I have experience with enough brands of ammunition to see which brands shoot cleaner and dirtier. But, I thought it would be good to see what everyone else's experience would reveal. 

I shoot 9mm and 380's and don't shoot .40, .45 or other calibers, so I don't know if clean/dirty rating crosses calibers or might depend on what caliber/model of ammo from a particular brand. 

The Poll doesn't allow you to give star ratings so unless I do a separate poll for each ammo brand, I can't really rate them except YES/NO.

I have listed as many brands of NEW ammunition only. You may vote for any number of brands that you think is Dirty. By Dirty I mean two things: residue left in the gun and smoke/debris when firing. 

Thanks for supporting polling.
CC


----------



## bruce333 (Sep 1, 2006)

The only ammo of those I have used that I would say is dirty is Blazer aluminum w/FP lead bullets. This was shooting it with a revolver which leaves more residue anyway because of the cylinder gap, but my hands were black when I finished the box. This doesn't happen with WWB or Remington UMC, or even my reloads using Bullseye. I suspect it is due to the lead bullets more than the powder or type of case.


----------



## berettabone (Jan 23, 2012)

It just seems that any steel ammo, or REALLY cheap ammo is dirtier.........I tend to pay a few bucks, and stay away from it.....


----------



## skullfr (Jun 19, 2012)

my experience also.I like the nickel plated casings for mine.hornady and silver bear are nickel plated.


----------



## Steve M1911A1 (Feb 6, 2008)

I believe this to be an irrelevant question, because when you're finished shooting, you need to clean the gun(s) anyway.

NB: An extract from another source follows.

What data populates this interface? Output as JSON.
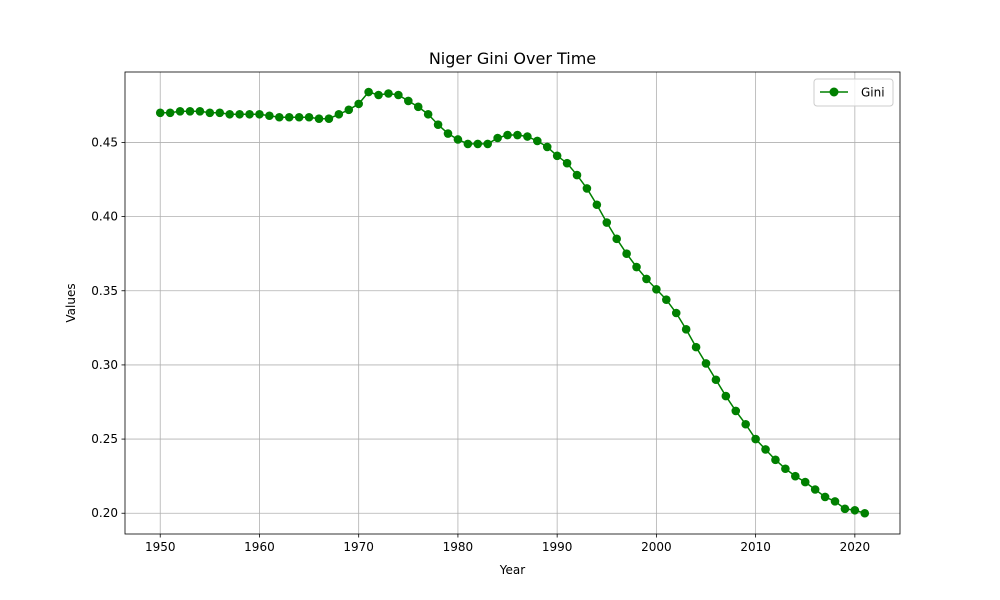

In practice, I shoot my own lead-bullet reloads that use WW231. They're a little dirty. But it doesn't matter, because that dirt has no effect upon the guns I use.


----------



## recoilguy (Apr 30, 2009)

Dirtyt bullets are not my favorite, the thing I am not a fan of is smokey rounds. I do shoot some competitive shooting and in the afternoon facing west and shooting 4 strings of 2, smoke and the sun coming over the berm can be a distraction I don't like. As far as the gun goes, I agree withthe previous poster, I too clean mine after each use. I like cleaning my guns and it doesn't take much time at all.

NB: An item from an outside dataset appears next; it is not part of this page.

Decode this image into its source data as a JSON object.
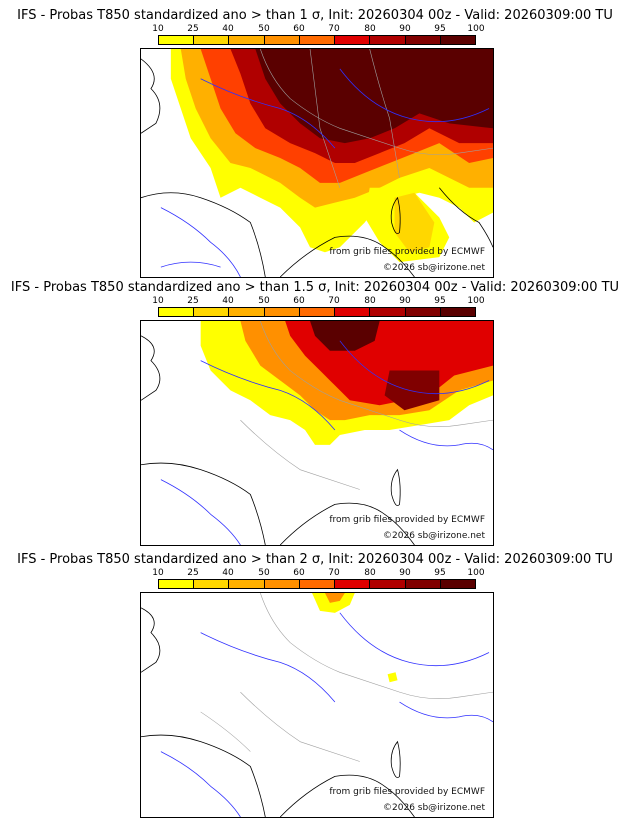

I know what I like and I load to that spec. I am happy and when I shoot happy is a good thing.

RCG


----------



## 870ShellShucker (Oct 12, 2011)

OK, so based upon the poll, I should stay away from Tula and Wolf. Got it.


----------



## Islands7 (Nov 30, 2016)

ODD, can't vote how dirty Magtech is, everyone agrees on other forums


----------



## Argon18smith (Nov 4, 2016)

I reload with w231, w296 and htitegroup. All projectiles are jacketed. I don't notice any major dirt or smoke problems.


----------



## Steve M1911A1 (Feb 6, 2008)

I've found W231 to be dirty, but it cleans up pretty easily...if you do it right away.
I've always used six grains behind a lead-alloy, 230-grain, .45 bullet.
Because it's easier than resetting the measure, I also use the same six grains behind a lead, 200-grain, SWC bullet.

(I've been told that six grains of W231 behind a 230-grain bullet constitutes an over-charge, and might be dangerous to use. Please note that I am not a reloading expert, and that a formula which works in my own 1911 might do damage to your pistol. I _do not_ recommend that you use my data.)


----------



## Islands7 (Nov 30, 2016)

Armscor - please list & record my dirty vote
and lack of power = loss of accuracy beyond 20ft (357mag)


----------